1. finite group question

Prove of disprove: there exists a finite group with an element of infinite order.

I am not convinced this holds, because a finite group will have the form $\displaystyle \{e,a_{1},a_{2},...,a_{n}\}$, where $\displaystyle e$ is the identity element. Since groups are closed under their operation, I would think each element would eventually have to be the identity for some $\displaystyle n\in{\mathbb{N}}$; namely, $\displaystyle a_{i}^{n}=e$ for some $\displaystyle n\in{\mathbb{N}}$.

Not sure though, we just introduced the concept of order yesterday. I looked ahead in the book and read a little about cyclic groups, but I don't think any knoweldge of that is needed for this.

2. Originally Posted by Danneedshelp
Prove of disprove: there exists a finite group with an element of infinite order.

I am not convinced this holds, because a finite group will have the form $\displaystyle \{e,a_{1},a_{2},...,a_{n}\}$, where $\displaystyle e$ is the identity element. Since groups are closed under their operation, I would think each element would eventually have to be the identity for some $\displaystyle n\in{\mathbb{N}}$; namely, $\displaystyle a_{i}^{n}=e$ for some $\displaystyle n\in{\mathbb{N}}$.

Not sure though, we just introduced the concept of order yesterday.

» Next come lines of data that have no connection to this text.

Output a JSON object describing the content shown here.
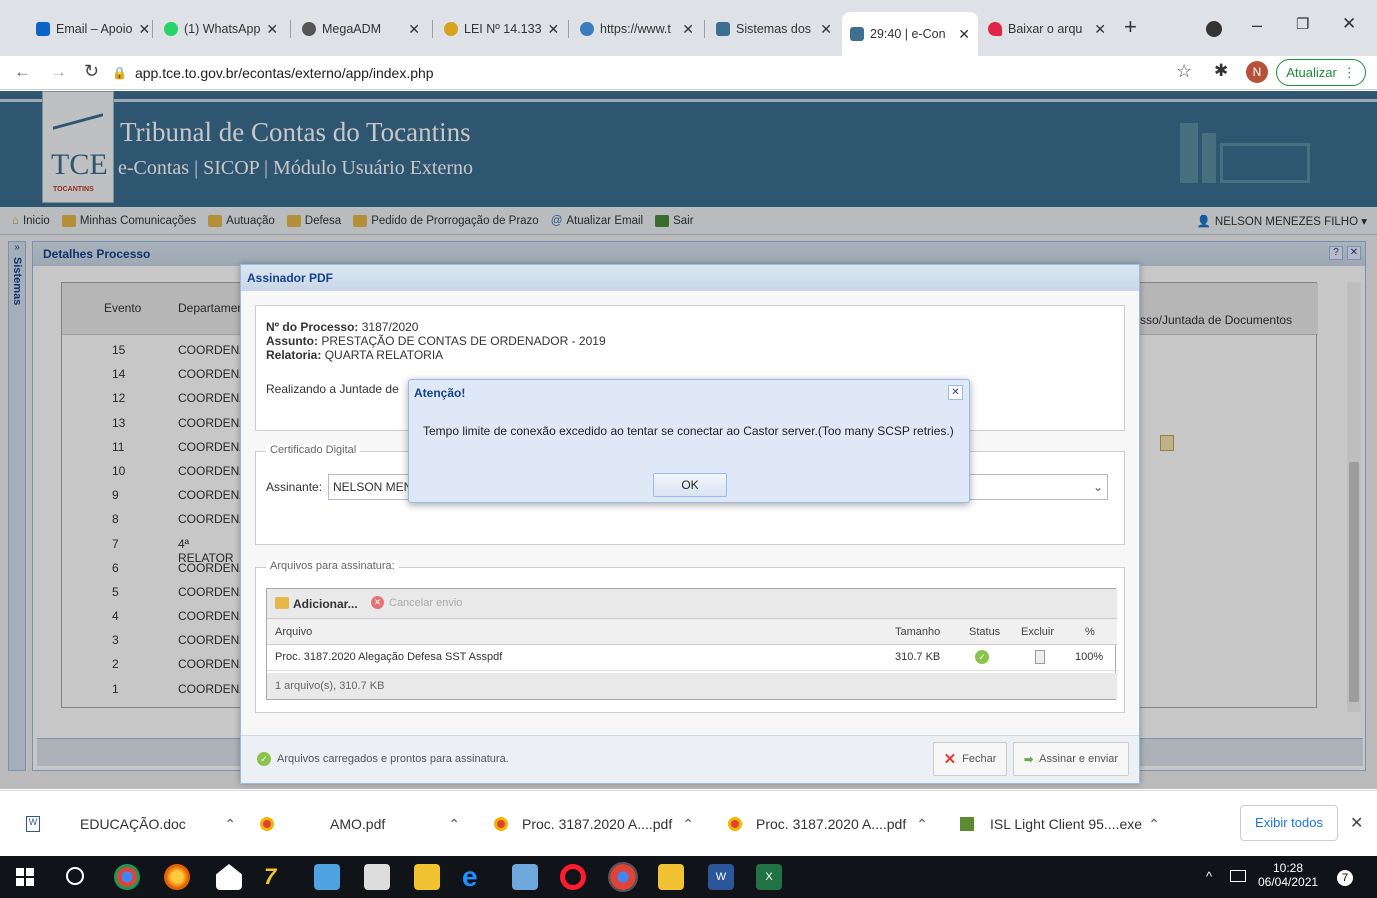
{
  "browser": {
    "tabs": [
      {
        "label": "Email – Apoio",
        "color": "#0a64c8"
      },
      {
        "label": "(1) WhatsApp",
        "color": "#25d366"
      },
      {
        "label": "MegaADM",
        "color": "#555555"
      },
      {
        "label": "LEI Nº 14.133",
        "color": "#d9a21b"
      },
      {
        "label": "https://www.t",
        "color": "#3a7bbf"
      },
      {
        "label": "Sistemas dos",
        "color": "#3d6f91"
      },
      {
        "label": "29:40 | e-Con",
        "color": "#3d6f91"
      },
      {
        "label": "Baixar o arqu",
        "color": "#e0244a"
      }
    ],
    "new_tab_icon": "plus-icon",
    "url": "app.tce.to.gov.br/econtas/externo/app/index.php",
    "update_label": "Atualizar",
    "avatar_letter": "N"
  },
  "banner": {
    "title": "Tribunal de Contas do Tocantins",
    "subtitle": "e-Contas | SICOP | Módulo Usuário Externo",
    "logo_text": "TCE",
    "logo_sub": "TOCANTINS"
  },
  "menu": {
    "items": [
      "Inicio",
      "Minhas Comunicações",
      "Autuação",
      "Defesa",
      "Pedido de Prorrogação de Prazo",
      "Atualizar Email",
      "Sair"
    ],
    "user": "NELSON MENEZES FILHO ▾"
  },
  "sidebar_label": "Sistemas",
  "detalhes": {
    "title": "Detalhes Processo",
    "columns": [
      "Evento",
      "Departament"
    ],
    "right_column": "sso/Juntada de Documentos",
    "rows": [
      {
        "evento": "15",
        "dep": "COORDENAC"
      },
      {
        "evento": "14",
        "dep": "COORDENAC"
      },
      {
        "evento": "12",
        "dep": "COORDENAC"
      },
      {
        "evento": "13",
        "dep": "COORDENAC"
      },
      {
        "evento": "11",
        "dep": "COORDENAC"
      },
      {
        "evento": "10",
        "dep": "COORDENAC"
      },
      {
        "evento": "9",
        "dep": "COORDENAC"
      },
      {
        "evento": "8",
        "dep": "COORDENAC"
      },
      {
        "evento": "7",
        "dep": "4ª RELATOR"
      },
      {
        "evento": "6",
        "dep": "COORDENAC"
      },
      {
        "evento": "5",
        "dep": "COORDENAC"
      },
      {
        "evento": "4",
        "dep": "COORDENAC"
      },
      {
        "evento": "3",
        "dep": "COORDENAC"
      },
      {
        "evento": "2",
        "dep": "COORDENAC"
      },
      {
        "evento": "1",
        "dep": "COORDENAC"
      }
    ]
  },
  "assinador": {
    "title": "Assinador PDF",
    "processo_label": "Nº do Processo:",
    "processo": "3187/2020",
    "assunto_label": "Assunto:",
    "assunto": "PRESTAÇÃO DE CONTAS DE ORDENADOR - 2019",
    "relatoria_label": "Relatoria:",
    "relatoria": "QUARTA RELATORIA",
    "status_line": "Realizando a Juntade de",
    "cert_legend": "Certificado Digital",
    "assinante_label": "Assinante:",
    "assinante_value": "NELSON MENI",
    "files_legend": "Arquivos para assinatura:",
    "add_label": "Adicionar...",
    "cancel_label": "Cancelar envio",
    "file_columns": [
      "Arquivo",
      "Tamanho",
      "Status",
      "Excluir",
      "%"
    ],
    "file": {
      "name": "Proc. 3187.2020 Alegação Defesa SST Asspdf",
      "size": "310.7 KB",
      "percent": "100%"
    },
    "files_summary": "1 arquivo(s), 310.7 KB",
    "footer_status": "Arquivos carregados e prontos para assinatura.",
    "close_label": "Fechar",
    "sign_label": "Assinar e enviar"
  },
  "alert": {
    "title": "Atenção!",
    "message": "Tempo limite de conexão excedido ao tentar se conectar ao Castor server.(Too many SCSP retries.)",
    "ok_label": "OK"
  },
  "downloads": {
    "items": [
      "EDUCAÇÃO.doc",
      "AMO.pdf",
      "Proc. 3187.2020 A....pdf",
      "Proc. 3187.2020 A....pdf",
      "ISL Light Client 95....exe"
    ],
    "show_all": "Exibir todos"
  },
  "taskbar": {
    "time": "10:28",
    "date": "06/04/2021",
    "notification_count": "7"
  }
}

I looked ahead in the book and read a little about cyclic groups, but I don't think any knoweldge of that is needed for this.

If a group $\displaystyle G$ has an element $\displaystyle g$ of infinite order, then by closedness of the operation we have that

the set $\displaystyle \{g,\,g^2,\,g^3\,\ldots,\,g^n,\,\ldots\}$ belongs to $\displaystyle G$ for all $\displaystyle n\in\mathbb{N}$ , and since the order of $\displaystyle g$ is

infinite this set is infinite, so the group cannot be finite.

Interestingly, the other way around is true: there are infinite groups all of which elements have finite order.

Tonio